I've had a really rough time lately and I need someone to talk to.
A few months ago my girlfriend of 2 years left me, we were completely head over heels in love and I was sure that she was the girl I wanted to be with forever. Then one day she told me she wasn't happy and she didn't love me anymore and needed time apart. She told me that she didn't want to be in a relationship at the moment. I didn't take this well and spent weeks in bed unable to eat or sleep, all I ever thought about was her. I contemplated suicide many times. My friends weren't sympathetic at all and pretty much just told me to get over it. One friend who I had recently become close to, and I considered my best friend, was particularly harsh about it.
I managed to make it through that month, just. And then uni started, this was a huge help for me. An opportunity to start fresh and make a group of real friends, which I achieved, but I still thought about her every day and longed to be back together again.
Yesterday I discovered that my now ex girlfriend is dating the friend who I had considered to be my best friend.

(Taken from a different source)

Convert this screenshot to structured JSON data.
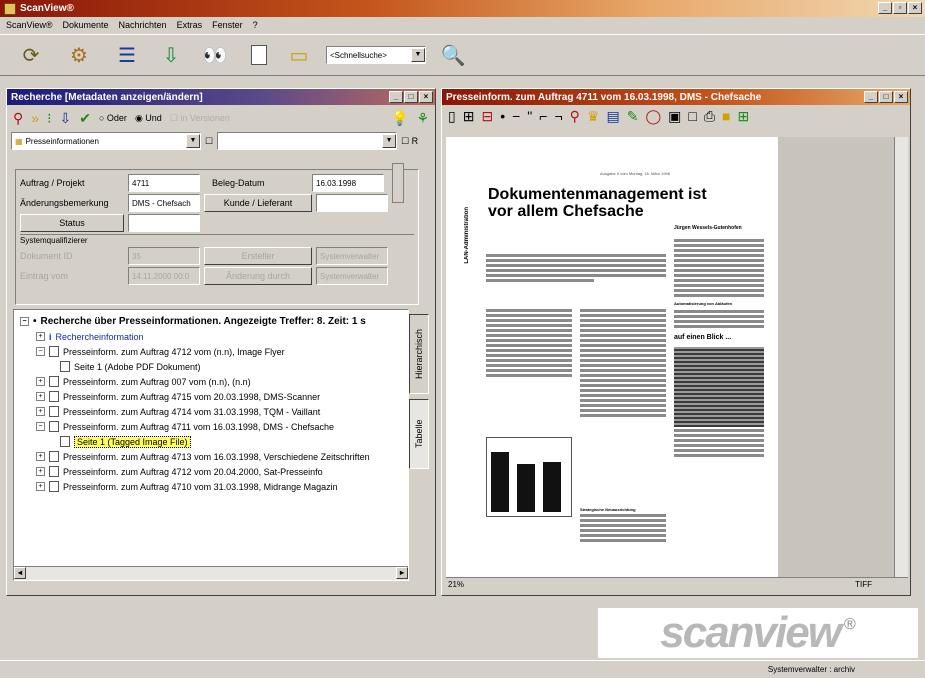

When I got angry about it she accused me of not wanting her to be happy. I still love her with all my heart. She was my first and only kiss and I was hers. Now every time I close my eyes I see him touching her her and kissing her and her loving him back. I haven't eaten or slept since I found out.
I have no one to talk to as I feel that all my friends have betrayed me by allowing this to happen without me knowing. I've cut off contact with everyone I knew back home. The worst thing is that he is in uni too, and she thinks that their relationship can work. If she was feeling lonely why couldn't she come back to me?
I don't know anyone who's been in a similar situation that I can talk to about this. We were together for so long and have so many memories, how could she do this to me?